Il se passe une énième
fois la main au visage.
Il l’avait déjà
rejeté à la naissance et il la rejetait encore. La chair de sa chair, le sang
de son sang. Il n’avait jamais douté en être le père. Mais cette petite
mettrait son foyer en péril. Son épouse, réputée pour ses crises de colères
volcaniques qu’aucune disposition de sapeurs-pompiers ne saurait calmer, elle
ne lui pardonnerait jamais cette trahison. Surtout pas avec son ex meilleure
amie. Misère ! Non, il ne peut pas céder à la demande d’Eliane. Pourtant du
fond de son lit, elle tend sa frêle main vers lui, tremblante, suppliante.
-
Tu sais
que je ne t’aurais jamais rien demandé si j’avais le choix… je vais mourir…elle
sera seule au monde…
Le courage qu’elle avait
gardé jusque-là s’éteignait, bientôt ses yeux s’embuent de larmes, ses phrases
s’entrecoupent de sanglots.
-
C’est…
ta …fille…tu ne peux pas l’abandonner à son sort … c’est aussi ton
sang ! je te supplie…s’il te plait …
Tout à coup son
balancement thoraco-abdominal déjà anormalement rapide accélère sa fréquence,
le moniteur se met à hurler, il la regarde en panique ne sachant quoi faire
alors qu’elle glisse de sa main dans la sienne, un petit bout de papier avec sa
dernière volonté.
Les hommes en blouse
blanche accourent à son chevet, l’infirmière me prie d’un ton ferme de sortir
de la salle alors qu’elle se sert d’une seringue déjà préparée pour injecter.
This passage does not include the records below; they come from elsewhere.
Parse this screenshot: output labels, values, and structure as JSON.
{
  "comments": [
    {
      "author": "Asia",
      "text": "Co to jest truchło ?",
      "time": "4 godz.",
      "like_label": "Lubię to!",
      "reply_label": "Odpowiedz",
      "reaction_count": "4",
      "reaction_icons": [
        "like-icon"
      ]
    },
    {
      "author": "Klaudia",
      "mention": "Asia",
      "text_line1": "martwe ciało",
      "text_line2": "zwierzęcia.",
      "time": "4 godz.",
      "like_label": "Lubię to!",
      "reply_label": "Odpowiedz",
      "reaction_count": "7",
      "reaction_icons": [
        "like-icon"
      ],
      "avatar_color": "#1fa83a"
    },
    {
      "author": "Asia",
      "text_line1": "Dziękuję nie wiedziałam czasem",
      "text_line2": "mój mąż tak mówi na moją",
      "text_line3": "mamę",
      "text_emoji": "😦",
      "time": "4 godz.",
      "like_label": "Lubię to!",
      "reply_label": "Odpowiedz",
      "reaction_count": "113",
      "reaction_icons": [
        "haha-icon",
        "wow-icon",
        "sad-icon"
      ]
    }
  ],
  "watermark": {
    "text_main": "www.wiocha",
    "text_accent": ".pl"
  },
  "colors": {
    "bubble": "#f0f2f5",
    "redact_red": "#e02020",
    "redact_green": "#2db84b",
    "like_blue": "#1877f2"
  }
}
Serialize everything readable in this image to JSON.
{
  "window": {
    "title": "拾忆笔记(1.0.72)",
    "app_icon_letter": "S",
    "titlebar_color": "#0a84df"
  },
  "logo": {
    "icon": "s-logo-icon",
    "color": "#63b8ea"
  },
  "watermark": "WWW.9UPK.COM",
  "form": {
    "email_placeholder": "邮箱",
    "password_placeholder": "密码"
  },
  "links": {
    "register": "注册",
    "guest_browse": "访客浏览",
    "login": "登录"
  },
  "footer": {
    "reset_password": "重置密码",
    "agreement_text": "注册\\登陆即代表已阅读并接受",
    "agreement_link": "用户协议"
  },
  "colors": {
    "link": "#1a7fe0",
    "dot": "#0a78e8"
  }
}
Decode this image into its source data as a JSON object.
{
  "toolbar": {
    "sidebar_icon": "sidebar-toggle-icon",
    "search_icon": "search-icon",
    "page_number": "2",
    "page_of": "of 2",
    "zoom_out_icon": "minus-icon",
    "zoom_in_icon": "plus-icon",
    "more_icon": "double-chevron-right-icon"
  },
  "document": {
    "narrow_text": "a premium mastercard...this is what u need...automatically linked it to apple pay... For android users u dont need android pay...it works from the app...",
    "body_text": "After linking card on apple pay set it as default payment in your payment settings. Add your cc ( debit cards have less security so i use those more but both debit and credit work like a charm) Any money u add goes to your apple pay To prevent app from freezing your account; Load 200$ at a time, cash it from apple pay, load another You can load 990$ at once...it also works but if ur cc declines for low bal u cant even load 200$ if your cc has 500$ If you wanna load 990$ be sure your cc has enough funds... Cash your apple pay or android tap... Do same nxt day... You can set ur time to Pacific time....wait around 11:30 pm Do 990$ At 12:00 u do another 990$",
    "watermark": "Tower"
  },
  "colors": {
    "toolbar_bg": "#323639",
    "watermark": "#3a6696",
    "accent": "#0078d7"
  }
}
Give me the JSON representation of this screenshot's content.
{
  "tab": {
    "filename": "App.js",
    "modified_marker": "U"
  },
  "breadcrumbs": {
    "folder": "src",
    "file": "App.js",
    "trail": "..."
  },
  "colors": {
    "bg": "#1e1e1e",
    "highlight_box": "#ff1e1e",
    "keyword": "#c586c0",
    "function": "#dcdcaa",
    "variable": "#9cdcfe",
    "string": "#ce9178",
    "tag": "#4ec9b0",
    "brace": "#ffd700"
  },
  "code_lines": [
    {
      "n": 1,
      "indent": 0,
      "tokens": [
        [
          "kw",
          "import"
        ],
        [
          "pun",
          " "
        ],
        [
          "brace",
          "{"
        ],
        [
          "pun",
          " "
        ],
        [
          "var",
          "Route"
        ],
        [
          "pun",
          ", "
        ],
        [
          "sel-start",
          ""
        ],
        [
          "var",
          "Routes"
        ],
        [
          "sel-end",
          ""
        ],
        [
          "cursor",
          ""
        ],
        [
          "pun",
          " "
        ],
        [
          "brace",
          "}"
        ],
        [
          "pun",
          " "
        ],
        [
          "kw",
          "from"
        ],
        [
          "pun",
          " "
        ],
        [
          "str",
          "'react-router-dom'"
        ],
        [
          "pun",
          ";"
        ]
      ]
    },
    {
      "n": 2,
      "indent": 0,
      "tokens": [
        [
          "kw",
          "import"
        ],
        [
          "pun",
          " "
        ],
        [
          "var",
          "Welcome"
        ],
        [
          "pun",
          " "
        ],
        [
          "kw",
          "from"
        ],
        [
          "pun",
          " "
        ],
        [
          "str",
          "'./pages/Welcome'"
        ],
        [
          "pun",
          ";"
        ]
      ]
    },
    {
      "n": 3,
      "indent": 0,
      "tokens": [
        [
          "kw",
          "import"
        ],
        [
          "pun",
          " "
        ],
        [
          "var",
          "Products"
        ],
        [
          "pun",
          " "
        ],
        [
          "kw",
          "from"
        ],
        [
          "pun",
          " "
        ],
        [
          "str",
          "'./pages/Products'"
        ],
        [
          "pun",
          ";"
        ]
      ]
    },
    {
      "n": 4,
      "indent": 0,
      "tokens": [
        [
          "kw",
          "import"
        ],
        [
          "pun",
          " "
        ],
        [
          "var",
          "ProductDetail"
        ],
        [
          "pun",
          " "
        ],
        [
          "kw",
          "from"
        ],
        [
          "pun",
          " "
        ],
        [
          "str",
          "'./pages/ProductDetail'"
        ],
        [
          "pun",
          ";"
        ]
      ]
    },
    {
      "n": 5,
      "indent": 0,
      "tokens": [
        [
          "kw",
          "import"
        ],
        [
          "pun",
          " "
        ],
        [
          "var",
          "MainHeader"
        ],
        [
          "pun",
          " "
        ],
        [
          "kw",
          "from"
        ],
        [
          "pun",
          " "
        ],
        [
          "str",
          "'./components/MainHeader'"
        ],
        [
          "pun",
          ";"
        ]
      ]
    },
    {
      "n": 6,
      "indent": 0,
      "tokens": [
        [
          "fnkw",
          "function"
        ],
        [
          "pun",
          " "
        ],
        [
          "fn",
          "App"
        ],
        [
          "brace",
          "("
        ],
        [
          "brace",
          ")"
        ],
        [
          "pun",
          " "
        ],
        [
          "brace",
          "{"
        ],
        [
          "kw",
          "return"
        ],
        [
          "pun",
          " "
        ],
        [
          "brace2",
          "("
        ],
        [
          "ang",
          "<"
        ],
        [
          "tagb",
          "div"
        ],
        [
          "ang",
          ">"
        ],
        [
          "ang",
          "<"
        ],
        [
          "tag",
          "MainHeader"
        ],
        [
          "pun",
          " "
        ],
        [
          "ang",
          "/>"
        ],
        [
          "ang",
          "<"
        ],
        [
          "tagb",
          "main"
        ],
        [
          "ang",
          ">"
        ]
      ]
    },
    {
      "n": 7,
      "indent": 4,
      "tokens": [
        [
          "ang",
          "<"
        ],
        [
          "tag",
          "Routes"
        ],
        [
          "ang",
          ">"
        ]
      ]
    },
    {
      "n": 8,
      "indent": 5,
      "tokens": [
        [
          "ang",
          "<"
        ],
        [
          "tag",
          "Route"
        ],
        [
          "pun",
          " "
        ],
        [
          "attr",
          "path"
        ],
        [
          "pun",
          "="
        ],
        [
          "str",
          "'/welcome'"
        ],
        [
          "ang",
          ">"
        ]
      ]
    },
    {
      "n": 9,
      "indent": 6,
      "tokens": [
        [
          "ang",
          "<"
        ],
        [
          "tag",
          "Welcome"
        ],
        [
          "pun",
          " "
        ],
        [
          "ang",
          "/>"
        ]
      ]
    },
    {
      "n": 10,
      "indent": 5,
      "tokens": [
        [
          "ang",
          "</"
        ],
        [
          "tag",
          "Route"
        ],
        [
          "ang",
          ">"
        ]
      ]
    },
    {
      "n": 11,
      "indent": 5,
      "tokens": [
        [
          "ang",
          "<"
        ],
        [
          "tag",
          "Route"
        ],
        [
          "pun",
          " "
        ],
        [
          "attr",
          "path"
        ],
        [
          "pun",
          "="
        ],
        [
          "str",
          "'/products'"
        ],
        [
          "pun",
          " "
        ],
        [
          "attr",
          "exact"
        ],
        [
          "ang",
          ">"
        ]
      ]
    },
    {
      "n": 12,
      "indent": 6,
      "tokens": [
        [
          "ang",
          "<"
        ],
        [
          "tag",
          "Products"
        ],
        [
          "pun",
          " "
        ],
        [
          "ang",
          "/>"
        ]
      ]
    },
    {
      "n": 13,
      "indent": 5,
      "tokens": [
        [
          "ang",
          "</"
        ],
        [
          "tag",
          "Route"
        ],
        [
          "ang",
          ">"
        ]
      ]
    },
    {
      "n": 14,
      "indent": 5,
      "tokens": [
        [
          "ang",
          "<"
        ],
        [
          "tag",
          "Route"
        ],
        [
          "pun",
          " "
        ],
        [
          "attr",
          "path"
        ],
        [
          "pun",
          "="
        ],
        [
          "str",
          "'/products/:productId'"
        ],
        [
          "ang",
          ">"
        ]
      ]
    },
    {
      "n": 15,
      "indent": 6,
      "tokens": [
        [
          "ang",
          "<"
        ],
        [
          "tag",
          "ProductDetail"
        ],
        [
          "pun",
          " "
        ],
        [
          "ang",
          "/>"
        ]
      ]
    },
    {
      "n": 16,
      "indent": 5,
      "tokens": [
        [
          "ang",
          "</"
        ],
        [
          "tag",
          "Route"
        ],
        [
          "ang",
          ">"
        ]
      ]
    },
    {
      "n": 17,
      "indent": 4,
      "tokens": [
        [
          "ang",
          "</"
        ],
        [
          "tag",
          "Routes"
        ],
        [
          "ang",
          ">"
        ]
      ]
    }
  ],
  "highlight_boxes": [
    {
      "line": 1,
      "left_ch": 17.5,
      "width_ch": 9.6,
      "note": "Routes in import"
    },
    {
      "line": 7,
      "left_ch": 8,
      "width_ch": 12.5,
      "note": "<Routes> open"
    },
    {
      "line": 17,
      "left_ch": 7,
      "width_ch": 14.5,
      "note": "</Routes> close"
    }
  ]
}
Je
m’éloigne à reculons alors qu’Eliane dans ses derniers instants lui livre un
dernier message de supplication que même ses longs soupirs expriment.
Un masque est posé
sur son visage. Une injection. Le médecin tente un massage cardiaque, mais il
sait déjà… qu’il est trop tard
Il s’échappe presque
de l’hôpital. Il ne faut pas qu’il soit là quand l’annonce sera faite comme un
couperet. Il a déjà pris énormément de risques en venant dans cet hôpital.
Là dans la pénombre
de la nuit, la tête contre le volant, il pleure. Quarante ans, c’est bien jeune
pour s’éteindre. Il ne l’avait certes pas aimée. Mais ils avaient été tous les
deux responsables de ce qui s’était passé. Il regarde le petit bout de papier
dans sa main. Un nom. Une date. Une adresse.
Victoria. Sa fille….
Non, il ne fallait
pas qu’il se crée un lien affectif avec elle sinon ce serait difficile de l’abandonner.
La petite innocente
venait de perdre sa mère…pourtant il ne pourrait pas non plus être un père pour
elle. C’était décidé ! il s’en occuperait mais à distance. Sa solution, il
l’a déjà !
Libreville, de nos jours
Victoria LECKAT
-
C’est
la dernière fois ! ne cessé-je de me répéter alors que je pénètre la nuit.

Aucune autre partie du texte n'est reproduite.